Unemployment Insurance Benefits
As the national unemployment rate has increased over the past few years, so has the popularity of both state and federal level unemployment insurance benefits programs. Unemployment insurance offers individuals a level of general welfare when they have either become wholly unemployed or partially unemployed through a work hour reduction program the opportunity to receive a temporary income until they can find a new job to replace the lost income that resulted from the job loss or underemployment. These unemployment programs are paying out to millions of individuals each week to help ensure they can keep a roof over their head and food on the table even though they have lost a great deal (or all) of their income. Although the programs vary somewhat from state to state, and on the federal level, there are similarities that run throughout each program, which we will examine in more detail in this article.
The Key Requirements
In order to receive unemployment insurance benefits you will need to meet a key set of requirements. First, the job loss or underemployment cannot have been caused by your actions. For example, if you have been engaging in willful disobedience or purposefully acting in some way which caused the job loss or job reduction you will not qualify for unemployment benefits. Second, you must be able to find new employment.
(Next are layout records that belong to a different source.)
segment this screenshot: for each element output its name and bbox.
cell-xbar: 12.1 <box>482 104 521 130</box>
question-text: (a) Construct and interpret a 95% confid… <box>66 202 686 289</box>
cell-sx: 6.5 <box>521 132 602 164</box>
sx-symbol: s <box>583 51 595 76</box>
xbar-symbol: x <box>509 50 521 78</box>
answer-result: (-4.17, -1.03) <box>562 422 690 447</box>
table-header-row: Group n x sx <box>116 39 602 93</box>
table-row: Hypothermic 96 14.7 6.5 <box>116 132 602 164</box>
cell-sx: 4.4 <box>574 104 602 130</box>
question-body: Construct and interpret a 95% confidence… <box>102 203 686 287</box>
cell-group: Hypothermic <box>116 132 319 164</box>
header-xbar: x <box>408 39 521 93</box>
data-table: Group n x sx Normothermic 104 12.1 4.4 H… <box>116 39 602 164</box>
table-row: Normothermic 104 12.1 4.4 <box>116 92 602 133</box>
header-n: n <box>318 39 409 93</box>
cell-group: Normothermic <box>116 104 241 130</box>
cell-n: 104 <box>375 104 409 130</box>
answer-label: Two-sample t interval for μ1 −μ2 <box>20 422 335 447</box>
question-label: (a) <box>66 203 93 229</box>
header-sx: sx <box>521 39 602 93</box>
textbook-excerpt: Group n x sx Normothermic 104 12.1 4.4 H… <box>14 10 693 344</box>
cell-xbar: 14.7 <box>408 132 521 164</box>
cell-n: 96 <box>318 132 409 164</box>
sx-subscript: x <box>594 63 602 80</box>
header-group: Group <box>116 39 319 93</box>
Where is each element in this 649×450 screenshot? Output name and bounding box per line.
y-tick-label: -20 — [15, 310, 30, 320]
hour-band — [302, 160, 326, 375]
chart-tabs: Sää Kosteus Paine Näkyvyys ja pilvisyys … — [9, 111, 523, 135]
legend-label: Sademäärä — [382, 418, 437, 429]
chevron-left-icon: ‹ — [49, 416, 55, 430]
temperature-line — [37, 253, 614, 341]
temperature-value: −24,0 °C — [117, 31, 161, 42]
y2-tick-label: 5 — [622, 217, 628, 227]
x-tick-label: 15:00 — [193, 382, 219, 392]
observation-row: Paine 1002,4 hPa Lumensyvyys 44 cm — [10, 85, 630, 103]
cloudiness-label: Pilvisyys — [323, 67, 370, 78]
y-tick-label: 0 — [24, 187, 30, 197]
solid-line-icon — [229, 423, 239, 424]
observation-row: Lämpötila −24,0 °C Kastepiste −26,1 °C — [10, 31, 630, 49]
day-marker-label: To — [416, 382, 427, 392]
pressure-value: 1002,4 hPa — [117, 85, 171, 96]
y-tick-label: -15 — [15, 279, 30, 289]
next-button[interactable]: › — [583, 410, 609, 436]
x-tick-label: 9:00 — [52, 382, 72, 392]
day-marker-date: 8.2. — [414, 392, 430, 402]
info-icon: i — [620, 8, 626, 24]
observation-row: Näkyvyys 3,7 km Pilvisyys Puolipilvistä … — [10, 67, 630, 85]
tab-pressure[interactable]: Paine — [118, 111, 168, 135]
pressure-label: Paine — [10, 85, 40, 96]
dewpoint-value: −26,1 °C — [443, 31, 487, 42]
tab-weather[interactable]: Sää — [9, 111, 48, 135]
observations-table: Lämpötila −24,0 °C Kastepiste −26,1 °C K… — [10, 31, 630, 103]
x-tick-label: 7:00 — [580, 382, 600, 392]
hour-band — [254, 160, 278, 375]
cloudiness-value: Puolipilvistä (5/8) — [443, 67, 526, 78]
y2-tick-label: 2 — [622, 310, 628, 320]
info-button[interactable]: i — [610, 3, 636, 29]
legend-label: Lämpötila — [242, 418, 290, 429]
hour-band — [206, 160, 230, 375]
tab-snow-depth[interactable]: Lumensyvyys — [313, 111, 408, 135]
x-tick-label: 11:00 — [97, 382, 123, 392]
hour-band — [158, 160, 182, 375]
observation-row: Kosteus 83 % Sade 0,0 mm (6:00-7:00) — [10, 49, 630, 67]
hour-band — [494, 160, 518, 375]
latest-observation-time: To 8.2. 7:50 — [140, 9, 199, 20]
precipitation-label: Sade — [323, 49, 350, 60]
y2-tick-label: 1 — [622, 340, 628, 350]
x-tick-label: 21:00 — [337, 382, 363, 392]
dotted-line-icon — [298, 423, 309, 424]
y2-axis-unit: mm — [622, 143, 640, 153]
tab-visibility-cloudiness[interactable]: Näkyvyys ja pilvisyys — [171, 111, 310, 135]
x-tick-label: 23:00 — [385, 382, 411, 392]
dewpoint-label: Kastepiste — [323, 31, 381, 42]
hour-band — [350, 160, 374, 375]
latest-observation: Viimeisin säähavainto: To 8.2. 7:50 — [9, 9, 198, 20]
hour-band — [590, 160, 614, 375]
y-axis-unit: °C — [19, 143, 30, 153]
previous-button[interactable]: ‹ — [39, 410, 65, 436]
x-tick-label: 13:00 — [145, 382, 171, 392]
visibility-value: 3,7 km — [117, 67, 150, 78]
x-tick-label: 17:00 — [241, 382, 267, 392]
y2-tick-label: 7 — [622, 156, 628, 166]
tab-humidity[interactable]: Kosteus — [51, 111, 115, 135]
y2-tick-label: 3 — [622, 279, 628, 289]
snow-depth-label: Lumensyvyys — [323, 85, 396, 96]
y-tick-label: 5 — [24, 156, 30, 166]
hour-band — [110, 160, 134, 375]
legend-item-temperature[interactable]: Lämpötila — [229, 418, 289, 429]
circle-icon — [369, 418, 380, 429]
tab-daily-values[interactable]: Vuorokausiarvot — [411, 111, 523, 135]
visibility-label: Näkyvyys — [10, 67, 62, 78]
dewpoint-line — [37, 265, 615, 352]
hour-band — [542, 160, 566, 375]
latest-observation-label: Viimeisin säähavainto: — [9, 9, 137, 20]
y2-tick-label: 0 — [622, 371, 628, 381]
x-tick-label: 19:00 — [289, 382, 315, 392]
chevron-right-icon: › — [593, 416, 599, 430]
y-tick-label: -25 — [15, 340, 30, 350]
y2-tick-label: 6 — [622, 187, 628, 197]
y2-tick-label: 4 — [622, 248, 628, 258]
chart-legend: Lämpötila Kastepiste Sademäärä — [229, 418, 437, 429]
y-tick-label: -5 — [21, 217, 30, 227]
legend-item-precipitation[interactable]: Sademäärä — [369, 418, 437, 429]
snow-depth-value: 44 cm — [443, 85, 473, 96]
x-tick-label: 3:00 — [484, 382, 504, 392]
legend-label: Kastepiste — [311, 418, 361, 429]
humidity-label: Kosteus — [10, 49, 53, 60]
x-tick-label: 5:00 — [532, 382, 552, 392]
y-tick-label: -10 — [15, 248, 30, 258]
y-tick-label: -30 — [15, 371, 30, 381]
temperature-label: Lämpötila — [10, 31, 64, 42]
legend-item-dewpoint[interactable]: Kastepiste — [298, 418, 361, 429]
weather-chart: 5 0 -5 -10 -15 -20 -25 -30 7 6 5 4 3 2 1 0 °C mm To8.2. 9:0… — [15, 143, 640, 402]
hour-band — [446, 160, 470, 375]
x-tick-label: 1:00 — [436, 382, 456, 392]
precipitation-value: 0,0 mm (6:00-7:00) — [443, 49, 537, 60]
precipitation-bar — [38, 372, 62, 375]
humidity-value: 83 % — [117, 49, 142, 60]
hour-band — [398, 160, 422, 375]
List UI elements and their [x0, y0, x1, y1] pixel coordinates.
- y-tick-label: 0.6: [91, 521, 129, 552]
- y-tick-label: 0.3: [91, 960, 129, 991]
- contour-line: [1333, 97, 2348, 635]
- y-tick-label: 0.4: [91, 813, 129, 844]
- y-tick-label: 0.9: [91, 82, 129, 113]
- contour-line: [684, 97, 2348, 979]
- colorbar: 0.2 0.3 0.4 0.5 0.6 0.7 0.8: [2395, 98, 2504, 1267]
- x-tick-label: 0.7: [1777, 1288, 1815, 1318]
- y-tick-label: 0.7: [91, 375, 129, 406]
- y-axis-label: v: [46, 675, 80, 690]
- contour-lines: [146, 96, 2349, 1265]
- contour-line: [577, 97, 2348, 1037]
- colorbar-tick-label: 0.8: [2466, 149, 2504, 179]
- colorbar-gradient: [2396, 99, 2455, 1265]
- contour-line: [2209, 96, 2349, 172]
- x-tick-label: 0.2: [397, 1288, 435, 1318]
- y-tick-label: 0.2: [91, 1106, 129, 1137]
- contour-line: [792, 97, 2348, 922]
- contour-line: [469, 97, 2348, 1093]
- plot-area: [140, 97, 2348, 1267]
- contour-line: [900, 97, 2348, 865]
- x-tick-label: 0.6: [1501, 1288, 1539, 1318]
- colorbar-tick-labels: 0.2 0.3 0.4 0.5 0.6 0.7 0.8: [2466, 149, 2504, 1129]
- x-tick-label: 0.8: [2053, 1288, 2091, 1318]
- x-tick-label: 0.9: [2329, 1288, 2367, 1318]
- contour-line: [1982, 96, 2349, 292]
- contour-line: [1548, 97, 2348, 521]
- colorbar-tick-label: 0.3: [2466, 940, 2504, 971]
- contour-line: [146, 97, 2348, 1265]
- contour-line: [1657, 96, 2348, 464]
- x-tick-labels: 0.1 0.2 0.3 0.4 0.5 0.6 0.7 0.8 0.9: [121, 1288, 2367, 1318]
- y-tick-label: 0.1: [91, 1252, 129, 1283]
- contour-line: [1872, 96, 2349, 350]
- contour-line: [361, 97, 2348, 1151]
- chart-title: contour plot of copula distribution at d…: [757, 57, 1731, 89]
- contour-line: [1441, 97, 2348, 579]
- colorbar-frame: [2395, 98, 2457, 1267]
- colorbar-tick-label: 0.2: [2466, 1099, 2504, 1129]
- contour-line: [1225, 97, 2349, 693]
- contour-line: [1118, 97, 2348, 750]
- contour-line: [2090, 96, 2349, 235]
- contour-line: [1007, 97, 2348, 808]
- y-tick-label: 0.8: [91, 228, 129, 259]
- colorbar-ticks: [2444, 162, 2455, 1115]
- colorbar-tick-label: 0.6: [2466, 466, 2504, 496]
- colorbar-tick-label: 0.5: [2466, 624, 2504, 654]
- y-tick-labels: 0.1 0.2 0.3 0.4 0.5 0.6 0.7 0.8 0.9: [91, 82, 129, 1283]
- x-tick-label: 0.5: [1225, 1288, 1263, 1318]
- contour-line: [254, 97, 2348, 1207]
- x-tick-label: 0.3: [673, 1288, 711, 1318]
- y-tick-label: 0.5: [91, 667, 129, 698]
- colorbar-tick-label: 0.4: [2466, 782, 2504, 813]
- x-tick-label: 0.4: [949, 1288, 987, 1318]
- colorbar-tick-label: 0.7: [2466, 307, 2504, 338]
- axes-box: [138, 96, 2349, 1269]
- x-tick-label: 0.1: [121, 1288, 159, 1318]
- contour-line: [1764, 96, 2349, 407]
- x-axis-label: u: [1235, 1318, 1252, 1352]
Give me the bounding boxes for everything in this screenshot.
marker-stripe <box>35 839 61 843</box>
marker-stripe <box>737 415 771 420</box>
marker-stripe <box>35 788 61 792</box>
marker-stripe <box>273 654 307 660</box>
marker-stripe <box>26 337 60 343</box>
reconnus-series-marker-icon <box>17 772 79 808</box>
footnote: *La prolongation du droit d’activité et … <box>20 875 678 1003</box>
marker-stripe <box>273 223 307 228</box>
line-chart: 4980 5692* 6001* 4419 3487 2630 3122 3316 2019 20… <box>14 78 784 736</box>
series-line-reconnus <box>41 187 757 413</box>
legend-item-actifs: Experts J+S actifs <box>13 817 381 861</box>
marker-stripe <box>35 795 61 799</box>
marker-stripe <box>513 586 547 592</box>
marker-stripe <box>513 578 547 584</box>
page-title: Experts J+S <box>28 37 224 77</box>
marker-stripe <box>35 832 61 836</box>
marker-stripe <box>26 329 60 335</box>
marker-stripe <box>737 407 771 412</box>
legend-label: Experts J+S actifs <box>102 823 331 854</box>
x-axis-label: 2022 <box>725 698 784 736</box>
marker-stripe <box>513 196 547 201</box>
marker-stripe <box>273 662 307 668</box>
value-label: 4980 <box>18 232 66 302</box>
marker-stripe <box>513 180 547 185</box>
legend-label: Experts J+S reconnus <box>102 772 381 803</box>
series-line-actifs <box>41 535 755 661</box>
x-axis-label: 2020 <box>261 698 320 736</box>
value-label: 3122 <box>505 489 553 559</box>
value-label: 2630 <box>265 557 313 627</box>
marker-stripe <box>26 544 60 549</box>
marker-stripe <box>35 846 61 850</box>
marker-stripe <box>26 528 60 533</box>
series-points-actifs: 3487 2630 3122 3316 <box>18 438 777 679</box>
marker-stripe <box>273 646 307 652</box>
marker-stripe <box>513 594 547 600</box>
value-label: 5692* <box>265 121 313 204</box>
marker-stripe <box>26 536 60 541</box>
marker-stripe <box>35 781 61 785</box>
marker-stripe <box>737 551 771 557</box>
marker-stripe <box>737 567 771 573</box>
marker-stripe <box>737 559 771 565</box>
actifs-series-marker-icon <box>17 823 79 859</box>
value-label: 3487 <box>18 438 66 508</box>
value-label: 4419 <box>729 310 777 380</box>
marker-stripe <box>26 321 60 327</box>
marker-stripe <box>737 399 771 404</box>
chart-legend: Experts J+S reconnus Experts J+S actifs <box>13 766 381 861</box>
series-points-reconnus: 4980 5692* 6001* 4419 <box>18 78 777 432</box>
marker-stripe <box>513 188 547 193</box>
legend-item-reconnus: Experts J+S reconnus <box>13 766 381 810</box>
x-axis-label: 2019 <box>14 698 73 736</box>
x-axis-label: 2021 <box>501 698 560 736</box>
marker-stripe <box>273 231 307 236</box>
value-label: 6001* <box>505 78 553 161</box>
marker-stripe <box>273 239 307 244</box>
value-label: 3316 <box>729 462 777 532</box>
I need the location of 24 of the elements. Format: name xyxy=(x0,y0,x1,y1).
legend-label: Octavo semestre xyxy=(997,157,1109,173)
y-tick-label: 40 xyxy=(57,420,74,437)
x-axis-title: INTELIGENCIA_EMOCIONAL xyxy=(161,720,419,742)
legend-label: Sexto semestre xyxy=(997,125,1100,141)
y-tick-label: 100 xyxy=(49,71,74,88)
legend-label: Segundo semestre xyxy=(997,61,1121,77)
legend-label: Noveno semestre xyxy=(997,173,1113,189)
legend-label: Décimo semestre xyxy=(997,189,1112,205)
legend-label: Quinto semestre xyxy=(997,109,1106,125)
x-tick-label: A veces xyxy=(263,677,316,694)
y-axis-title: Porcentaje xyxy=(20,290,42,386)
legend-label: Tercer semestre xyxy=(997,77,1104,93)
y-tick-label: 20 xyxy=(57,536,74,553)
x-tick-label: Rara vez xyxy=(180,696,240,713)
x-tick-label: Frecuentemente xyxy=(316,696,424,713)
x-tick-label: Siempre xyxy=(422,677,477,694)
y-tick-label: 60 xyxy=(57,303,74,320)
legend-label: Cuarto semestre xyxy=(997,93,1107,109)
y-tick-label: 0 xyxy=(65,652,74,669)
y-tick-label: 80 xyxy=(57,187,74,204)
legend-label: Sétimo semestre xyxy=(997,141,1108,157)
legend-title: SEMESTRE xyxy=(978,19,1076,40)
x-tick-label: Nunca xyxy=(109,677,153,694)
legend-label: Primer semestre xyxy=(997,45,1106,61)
For people who are either planning on retiring or have become disabled and will not be seeking for a new job, they will not qualify for benefits and their UI claims will be denied. There are a whole different set of programs available through the Social Security Administration (“Soc Sec”) for individuals who will not be seeking future employment due to disability or retirement. See the Soc Sec website for more details on those programs.
Probably the most important requirement you will have to meet to gain unemployment insurance benefits is the past income earning test. Each state requires you to have earned a specific amount of income during a particular time period. In almost all instances the time period the state will use to examine whether you meet this income requirement is called the “Base Period.” The Base Period can be defined as the first available four calendar quarters when you do not take into consideration the current quarter or the quarter immediately prior to the current quarter. Therefore, to determine what your Base Period will be you need to disregard the current quarter and prior quarter and then count back four consecutive calendar quarters. These four quarters will be used as your Base Period to see if you meet this important income requirement for obtaining unemployment insurance benefits. See the rules of your particular state for more details on how much income you need to earn to receive benefits.
Extended Unemployment Benefits
All states will only provide unemployment insurance benefits for a limited period of time which is normally between 13 and 26 weeks under current law. However, the federal government offers the federal unemployment benefits extension program where up to another 53 weeks of benefits. If you need an additional extension of unemployment benefits after the federal benefits have run out most states will offer up to an additional 20 weeks of benefits. All told, if you meet the right circumstances, you will receive up to 99 total weeks of benefits – almost two years worth of payments! Keep in mind though that these payments are only temporary and you will need to find an alternative source of income following the expiration of these benefits.